Если в «Усомнившемся Макаре» ведущей является линия сатиры, и прежде всего сатиры на власть, в русле которой осуществляется и рецепция пушкинской поэмы, то в «Котловане» сатира занимает уже подчиненное положение по отношению к философскому началу. Поэтому диалог с «Медным Всадником» реализуется здесь в более развернутом виде, но при этом на еще более глубоком подтекстовом уровне. Проблема власти, отступив в «Котловане» на периферию сюжета, уступает место более сложному историко-философскому вопросу, касающемуся онтологической стратегии повторения истории.
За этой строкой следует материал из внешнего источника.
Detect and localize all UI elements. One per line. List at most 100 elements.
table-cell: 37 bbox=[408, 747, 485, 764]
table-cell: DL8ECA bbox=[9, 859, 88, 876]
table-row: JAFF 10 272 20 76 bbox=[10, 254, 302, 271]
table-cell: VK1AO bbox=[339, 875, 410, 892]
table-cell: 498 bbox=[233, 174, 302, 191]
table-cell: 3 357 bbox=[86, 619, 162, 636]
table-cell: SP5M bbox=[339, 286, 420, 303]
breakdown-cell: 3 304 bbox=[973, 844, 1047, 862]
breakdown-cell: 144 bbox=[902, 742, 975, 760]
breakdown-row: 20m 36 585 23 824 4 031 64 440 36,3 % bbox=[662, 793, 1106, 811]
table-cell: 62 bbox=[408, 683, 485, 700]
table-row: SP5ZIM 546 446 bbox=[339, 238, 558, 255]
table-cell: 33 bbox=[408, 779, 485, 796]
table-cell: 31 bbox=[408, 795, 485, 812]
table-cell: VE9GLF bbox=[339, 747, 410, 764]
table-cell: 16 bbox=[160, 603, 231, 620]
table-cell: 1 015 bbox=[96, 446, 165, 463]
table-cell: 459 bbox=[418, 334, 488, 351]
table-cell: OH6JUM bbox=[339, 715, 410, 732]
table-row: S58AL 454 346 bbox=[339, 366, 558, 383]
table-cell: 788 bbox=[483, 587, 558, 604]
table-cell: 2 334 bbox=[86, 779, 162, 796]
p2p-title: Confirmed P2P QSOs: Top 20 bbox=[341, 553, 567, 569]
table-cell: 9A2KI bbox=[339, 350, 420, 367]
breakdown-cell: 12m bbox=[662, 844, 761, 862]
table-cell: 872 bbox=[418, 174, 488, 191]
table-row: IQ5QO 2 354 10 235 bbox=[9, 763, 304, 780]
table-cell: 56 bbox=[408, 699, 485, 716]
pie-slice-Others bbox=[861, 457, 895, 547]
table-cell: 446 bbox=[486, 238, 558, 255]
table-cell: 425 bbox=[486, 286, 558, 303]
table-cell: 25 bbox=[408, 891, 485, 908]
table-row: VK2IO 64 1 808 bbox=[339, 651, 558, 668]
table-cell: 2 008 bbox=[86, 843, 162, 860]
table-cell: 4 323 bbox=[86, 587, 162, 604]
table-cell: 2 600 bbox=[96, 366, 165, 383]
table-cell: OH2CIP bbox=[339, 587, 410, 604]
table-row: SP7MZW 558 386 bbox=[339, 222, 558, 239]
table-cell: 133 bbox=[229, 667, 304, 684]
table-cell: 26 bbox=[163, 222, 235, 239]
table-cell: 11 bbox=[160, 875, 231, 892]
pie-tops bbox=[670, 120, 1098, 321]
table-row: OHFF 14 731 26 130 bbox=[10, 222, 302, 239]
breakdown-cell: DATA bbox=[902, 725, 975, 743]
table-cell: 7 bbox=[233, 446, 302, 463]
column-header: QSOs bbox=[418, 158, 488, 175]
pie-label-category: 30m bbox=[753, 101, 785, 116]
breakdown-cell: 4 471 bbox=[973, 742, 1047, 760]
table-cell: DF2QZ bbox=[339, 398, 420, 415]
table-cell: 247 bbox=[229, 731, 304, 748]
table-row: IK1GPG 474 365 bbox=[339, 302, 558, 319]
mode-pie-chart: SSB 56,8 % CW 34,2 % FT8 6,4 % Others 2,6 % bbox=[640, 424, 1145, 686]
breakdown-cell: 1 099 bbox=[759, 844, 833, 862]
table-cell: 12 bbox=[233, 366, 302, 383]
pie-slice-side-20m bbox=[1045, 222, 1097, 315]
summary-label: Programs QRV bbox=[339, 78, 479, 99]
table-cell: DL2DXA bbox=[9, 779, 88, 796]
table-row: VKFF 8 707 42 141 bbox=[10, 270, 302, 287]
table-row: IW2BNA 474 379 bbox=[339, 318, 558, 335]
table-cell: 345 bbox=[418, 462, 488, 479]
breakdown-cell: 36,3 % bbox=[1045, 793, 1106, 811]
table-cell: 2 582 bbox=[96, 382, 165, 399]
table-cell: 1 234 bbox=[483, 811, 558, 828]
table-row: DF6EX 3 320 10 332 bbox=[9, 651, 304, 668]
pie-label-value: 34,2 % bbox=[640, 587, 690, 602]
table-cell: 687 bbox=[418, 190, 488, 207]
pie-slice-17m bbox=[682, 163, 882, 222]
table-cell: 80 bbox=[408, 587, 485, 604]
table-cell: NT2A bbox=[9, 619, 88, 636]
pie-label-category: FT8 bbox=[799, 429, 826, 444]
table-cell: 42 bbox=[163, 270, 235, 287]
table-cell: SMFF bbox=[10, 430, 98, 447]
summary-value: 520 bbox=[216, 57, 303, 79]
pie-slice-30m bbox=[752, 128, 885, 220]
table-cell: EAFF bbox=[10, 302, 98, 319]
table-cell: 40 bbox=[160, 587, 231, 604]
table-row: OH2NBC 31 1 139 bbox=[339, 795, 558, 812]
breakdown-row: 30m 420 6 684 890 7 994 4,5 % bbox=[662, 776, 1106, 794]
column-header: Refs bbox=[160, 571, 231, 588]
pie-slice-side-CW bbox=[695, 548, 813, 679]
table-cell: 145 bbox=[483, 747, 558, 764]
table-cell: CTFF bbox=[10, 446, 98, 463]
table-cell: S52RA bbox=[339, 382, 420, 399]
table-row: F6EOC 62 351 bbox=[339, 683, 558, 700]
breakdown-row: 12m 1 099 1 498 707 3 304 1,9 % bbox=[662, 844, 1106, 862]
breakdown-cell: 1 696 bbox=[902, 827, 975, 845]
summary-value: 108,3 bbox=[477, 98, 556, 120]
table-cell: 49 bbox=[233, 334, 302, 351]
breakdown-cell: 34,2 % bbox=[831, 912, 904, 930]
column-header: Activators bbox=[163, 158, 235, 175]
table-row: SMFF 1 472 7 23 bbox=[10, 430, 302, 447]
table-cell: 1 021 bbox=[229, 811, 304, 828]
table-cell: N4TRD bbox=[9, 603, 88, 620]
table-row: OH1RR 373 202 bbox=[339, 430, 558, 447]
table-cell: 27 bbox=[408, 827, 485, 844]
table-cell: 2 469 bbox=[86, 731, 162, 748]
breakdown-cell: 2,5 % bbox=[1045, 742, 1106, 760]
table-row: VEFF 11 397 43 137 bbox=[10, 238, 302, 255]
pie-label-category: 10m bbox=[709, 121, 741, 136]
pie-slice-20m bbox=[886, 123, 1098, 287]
Остановимся на главных моментах схождения двух повестей, двигаясь от частного, «отдельного», к «общему», от судьбы героя к судьбе мира.

Судьба героя

Текстологический анализ платоновских произведений привел исследователей к выводу о «редукции формы» как основном способе авторской работы над стилем: «… “редукция формы” - сокращение художественного текста, при котором, однако, главный смысл его не утрачивается, а как бы стягивается в одну точку, в одно слово» [25]. В повести «Котлован» редукция связана не только с установлением более жестких логических связей, но и с отказом от предыстории главного героя, в чем, в первую очередь, усматривается сходство авторской работы над образом главного персонажа в «Котловане» по отношению к «Медному Всаднику», где Пушкин также подверг усечению ту часть поэмы, которая связана с прошлым Евгения.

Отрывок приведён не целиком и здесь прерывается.